Nov. 10 (Bloomberg) -- Hong Kong Exchanges & Clearing Ltd., operator of Asia’s third-biggest stock market, said third-quarter profit fell 0.5 percent from a year earlier after trading volume declined.
Net income fell to HK$1.22 billion ($157 million), or HK$1.13 per share, for the three months ended Sept. 30, from HK$1.226 billion, or HK$1.14 a share a year earlier, the company said in a statement today. Revenue and other income advanced 1 percent to HK$1.84 billion, it said.
An average HK$61.8 billion worth of shares changed hands daily in the quarter, down from HK$66.7 billion the same period a year earlier, the statement said. The benchmark Hang Seng Index climbed 11 percent in that period. Shares in Hong Kong Exchanges have gained 39 percent this year.
“The markets have moved on from what was a lackluster Q3,” Stephen Andrews, an analyst at UBS AG, wrote in a research report.
Andrews estimated the average daily turnover of the bourse will be HK$86 billion next year, and a record HK$95 billion for 2012, the report said.

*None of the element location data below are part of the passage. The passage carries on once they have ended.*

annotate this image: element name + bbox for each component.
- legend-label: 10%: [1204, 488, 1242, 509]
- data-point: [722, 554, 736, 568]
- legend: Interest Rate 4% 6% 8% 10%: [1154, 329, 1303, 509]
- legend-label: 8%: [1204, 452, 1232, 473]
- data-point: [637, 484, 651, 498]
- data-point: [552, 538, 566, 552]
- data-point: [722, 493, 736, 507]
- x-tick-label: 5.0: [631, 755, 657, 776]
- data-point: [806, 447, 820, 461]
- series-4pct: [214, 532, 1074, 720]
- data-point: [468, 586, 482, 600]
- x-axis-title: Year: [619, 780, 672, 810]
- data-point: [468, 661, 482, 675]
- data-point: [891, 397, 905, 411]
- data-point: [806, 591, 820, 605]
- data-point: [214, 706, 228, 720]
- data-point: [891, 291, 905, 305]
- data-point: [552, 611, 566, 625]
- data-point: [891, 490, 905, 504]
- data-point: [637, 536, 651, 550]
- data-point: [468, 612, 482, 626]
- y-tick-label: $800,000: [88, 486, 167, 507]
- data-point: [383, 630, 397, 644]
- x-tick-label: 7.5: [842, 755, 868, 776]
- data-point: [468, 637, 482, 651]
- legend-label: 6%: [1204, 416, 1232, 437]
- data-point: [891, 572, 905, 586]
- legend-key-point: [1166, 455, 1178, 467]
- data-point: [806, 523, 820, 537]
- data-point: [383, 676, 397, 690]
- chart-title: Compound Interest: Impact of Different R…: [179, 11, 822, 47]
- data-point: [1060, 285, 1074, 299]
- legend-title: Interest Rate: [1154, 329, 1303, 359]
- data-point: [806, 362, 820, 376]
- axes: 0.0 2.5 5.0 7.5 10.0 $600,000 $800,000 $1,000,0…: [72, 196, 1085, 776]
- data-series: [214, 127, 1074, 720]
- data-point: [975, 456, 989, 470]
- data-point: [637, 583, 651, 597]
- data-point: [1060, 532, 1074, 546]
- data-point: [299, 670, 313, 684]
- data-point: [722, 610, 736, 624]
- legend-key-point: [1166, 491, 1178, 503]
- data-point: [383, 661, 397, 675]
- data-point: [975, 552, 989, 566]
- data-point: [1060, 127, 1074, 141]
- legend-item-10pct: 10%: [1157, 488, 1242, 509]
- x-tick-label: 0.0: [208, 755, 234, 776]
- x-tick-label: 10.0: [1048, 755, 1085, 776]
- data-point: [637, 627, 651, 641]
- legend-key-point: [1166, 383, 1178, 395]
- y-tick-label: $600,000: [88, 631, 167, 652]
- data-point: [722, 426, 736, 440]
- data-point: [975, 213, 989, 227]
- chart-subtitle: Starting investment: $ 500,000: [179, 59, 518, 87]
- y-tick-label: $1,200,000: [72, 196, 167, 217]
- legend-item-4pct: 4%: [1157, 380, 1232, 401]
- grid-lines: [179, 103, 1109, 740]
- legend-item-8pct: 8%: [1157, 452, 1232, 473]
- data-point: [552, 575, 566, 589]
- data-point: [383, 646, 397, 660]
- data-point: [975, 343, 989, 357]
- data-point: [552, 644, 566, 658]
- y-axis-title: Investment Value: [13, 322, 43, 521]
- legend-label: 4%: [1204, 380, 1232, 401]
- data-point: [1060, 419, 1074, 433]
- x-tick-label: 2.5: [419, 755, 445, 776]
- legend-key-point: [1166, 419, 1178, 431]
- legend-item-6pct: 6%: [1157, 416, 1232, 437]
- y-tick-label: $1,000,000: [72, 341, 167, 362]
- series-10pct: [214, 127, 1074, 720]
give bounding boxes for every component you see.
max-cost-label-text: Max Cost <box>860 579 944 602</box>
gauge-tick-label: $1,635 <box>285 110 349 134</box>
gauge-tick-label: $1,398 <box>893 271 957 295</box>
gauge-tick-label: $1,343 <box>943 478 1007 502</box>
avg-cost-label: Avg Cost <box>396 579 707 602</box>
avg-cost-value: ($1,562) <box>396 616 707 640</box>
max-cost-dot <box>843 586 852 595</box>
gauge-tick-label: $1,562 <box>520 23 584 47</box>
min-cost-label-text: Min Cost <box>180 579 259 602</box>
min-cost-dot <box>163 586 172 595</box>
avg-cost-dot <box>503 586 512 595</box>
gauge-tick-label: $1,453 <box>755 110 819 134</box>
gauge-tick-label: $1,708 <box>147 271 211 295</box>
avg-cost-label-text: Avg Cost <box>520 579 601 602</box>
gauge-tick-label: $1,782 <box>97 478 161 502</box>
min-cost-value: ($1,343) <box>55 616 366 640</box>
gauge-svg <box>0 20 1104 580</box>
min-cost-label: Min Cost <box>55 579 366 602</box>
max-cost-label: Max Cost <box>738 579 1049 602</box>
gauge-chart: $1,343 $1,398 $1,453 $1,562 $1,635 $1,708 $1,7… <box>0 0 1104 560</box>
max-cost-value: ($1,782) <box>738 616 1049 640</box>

The analyst lifted the share-price forecast for the stock to HK$125 from HK$115, and maintained a “sell” rating on the stock.
Shares in Hong Kong Exchanges slid 0.2 percent to HK$193.80 at the 12:30 p.m. lunchtime trading break in the city.
Profit for the first nine months gained 2 percent to HK$3.48 billion, the statement said. The average daily turnover was HK$63.1 billion in the first three quarters of this year, up 3 percent from a year earlier, it said.
Luring Foreign Listing
Listing fees climbed 28 percent to HK$657 million in the nine months to Sept. 30, according to the statement.
Ronald Arculli, chairman of the bourse, visited companies in France and Italy last month to seek their listings in Hong Kong, the statement said. The bourse has also done overseas listing promotion in countries including Russia, Australia, Japan and Taiwan in the third quarter, it said.
United Co. Rusal’s debut in January marked the listing of the city’s first Russian company, followed by L’Occitane International SA in May as the first French company to hold a Hong Kong initial public offering.
“We remain cautiously optimistic about the further growth of our securities and derivatives markets,” Arculli said in today’s statement. “The potential ramifications of any sovereign liquidity problems or currency wars, concerns about the effectiveness of the fiscal measures of different governments and the elevated risk of growing asset bubbles in persistent low interest rate environments deepen the uncertainty over the world’s economic performance and the outlook for financial markets.”